THIS OPINION HAS NO PRECEDENTIAL VALUE. IT SHOULD NOT BE CITED OR RELIED ON AS PRECEDENT IN ANY PROCEEDING EXCEPT AS PROVIDED BY RULE 268(d)(2), SCACR.
THE STATE OF SOUTH CAROLINA
In The Court of Appeals
The State, Respondent,
Norwood Lee Jordan, Appellant.
Appeal From Richland County
William H. Seals, Jr., Circuit Court Judge
Unpublished Opinion No. 2011-UP-486
Submitted October 1, 2011 – Filed October 31, 2011
Appellate Defender M. Celia Robinson, of Columbia, for Appellant.
J. Benjamin Aplin, of Columbia, for Respondent.
PER CURIAM: Norwood Lee Jordan appeals the circuit court's order revoking his probation, arguing the circuit court erred (1) in revoking twenty years of his sentence; (2) in finding Jordan was barred from raising the issue of whether he remained on probation; and (3) in finding Jordan remained on probation. We affirm pursuant to Rule 220(b)(1), SCACR, and the following authorities:
1. As to whether the circuit court erred in revoking twenty years of Jordan's sentence: In re McCracken, 346 S.C. 87, 92, 551 S.E.2d 235, 238 (2001) ("A bald assertion, without supporting argument, does not preserve an issue for appeal."); Hunt v.
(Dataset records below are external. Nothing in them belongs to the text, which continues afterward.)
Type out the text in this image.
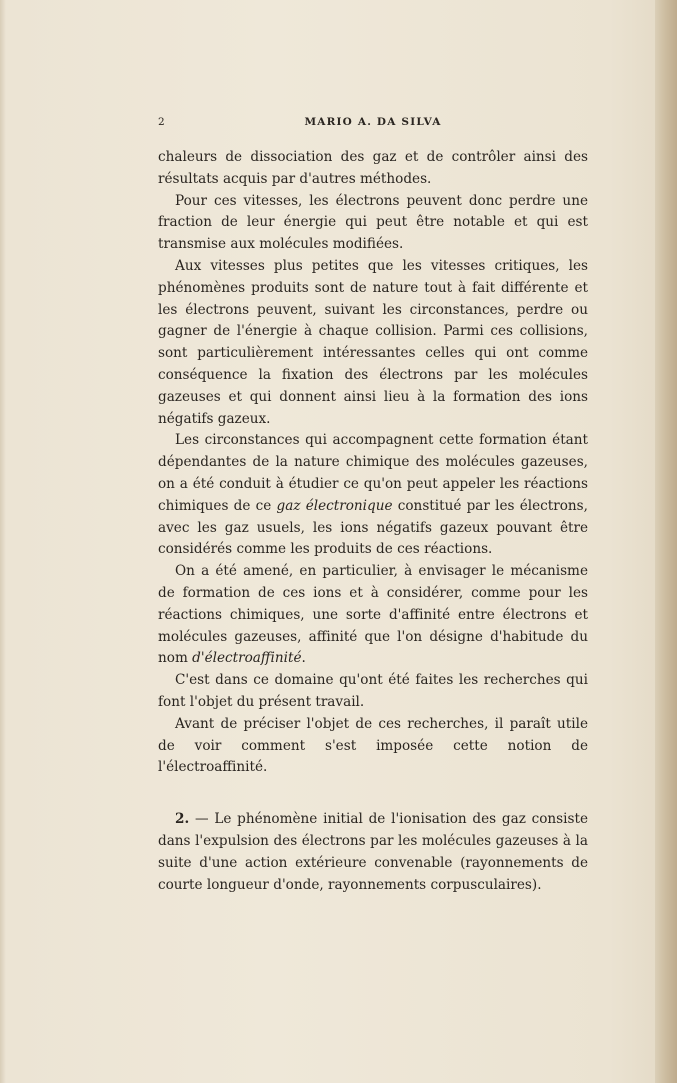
2	MARIO A. DA SILVA

chaleurs de dissociation des gaz et de contrôler ainsi des résultats acquis par d'autres méthodes.

Pour ces vitesses, les électrons peuvent donc perdre une fraction de leur énergie qui peut être notable et qui est transmise aux molécules modifiées.

Aux vitesses plus petites que les vitesses critiques, les phénomènes produits sont de nature tout à fait différente et les électrons peuvent, suivant les circonstances, perdre ou gagner de l'énergie à chaque collision. Parmi ces collisions, sont particulièrement intéressantes celles qui ont comme conséquence la fixation des électrons par les molécules gazeuses et qui donnent ainsi lieu à la formation des ions négatifs gazeux.

Les circonstances qui accompagnent cette formation étant dépendantes de la nature chimique des molécules gazeuses, on a été conduit à étudier ce qu'on peut appeler les réactions chimiques de ce gaz électronique constitué par les électrons, avec les gaz usuels, les ions négatifs gazeux pouvant être considérés comme les produits de ces réactions.

On a été amené, en particulier, à envisager le mécanisme de formation de ces ions et à considérer, comme pour les réactions chimiques, une sorte d'affinité entre électrons et molécules gazeuses, affinité que l'on désigne d'habitude du nom d'électroaffinité.

C'est dans ce domaine qu'ont été faites les recherches qui font l'objet du présent travail.

Avant de préciser l'objet de ces recherches, il paraît utile de voir comment s'est imposée cette notion de l'électroaffinité.

2. — Le phénomène initial de l'ionisation des gaz consiste dans l'expulsion des électrons par les molécules gazeuses à la suite d'une action extérieure convenable (rayonnements de courte longueur d'onde, rayonnements corpusculaires).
S.C. Forestry Comm'n, 358 S.C. 564, 573, 595 S.E.2d 846, 851 (Ct. App. 2004) ("Issues raised in a brief but not supported by authority are deemed abandoned and will not be considered on appeal.").
2. As to whether the circuit court erred in finding Jordan was barred from raising the issue of whether he remained on probation: Carolina Renewal, Inc. v. S.C. Dep't of Transp., 385 S.C. 550, 554, 684 S.E.2d 779, 782 (Ct. App. 2009) ("Collateral estoppel, also known as issue preclusion, prevents a party from relitigating an issue that was decided in a previous action, regardless of whether the claims in the first and subsequent lawsuits are the same.").
3. As to whether the circuit court erred in finding Jordan remained on probation: State v. Bryant, 383 S.C. 410, 418, 680 S.E.2d 11, 15 (Ct. App. 2009) (holding an issue not raised to and ruled upon by the circuit court revoking probation was not preserved for review).
FEW, C.J., THOMAS and KONDUROS, JJ., concur.
 We decide this case without oral argument pursuant to Rule 215, SCACR.
 Prior to our receipt of the final brief in this case, the South Carolina Supreme Court published a case with nearly identical facts and issues. SeeState v. Picklesimer, 388 S.C. 264, 695 S.E.2d 845 (2010). On appeal, Jordan does not brief Picklesimer; therefore, these issues may be appropriate for a post-conviction relief proceeding.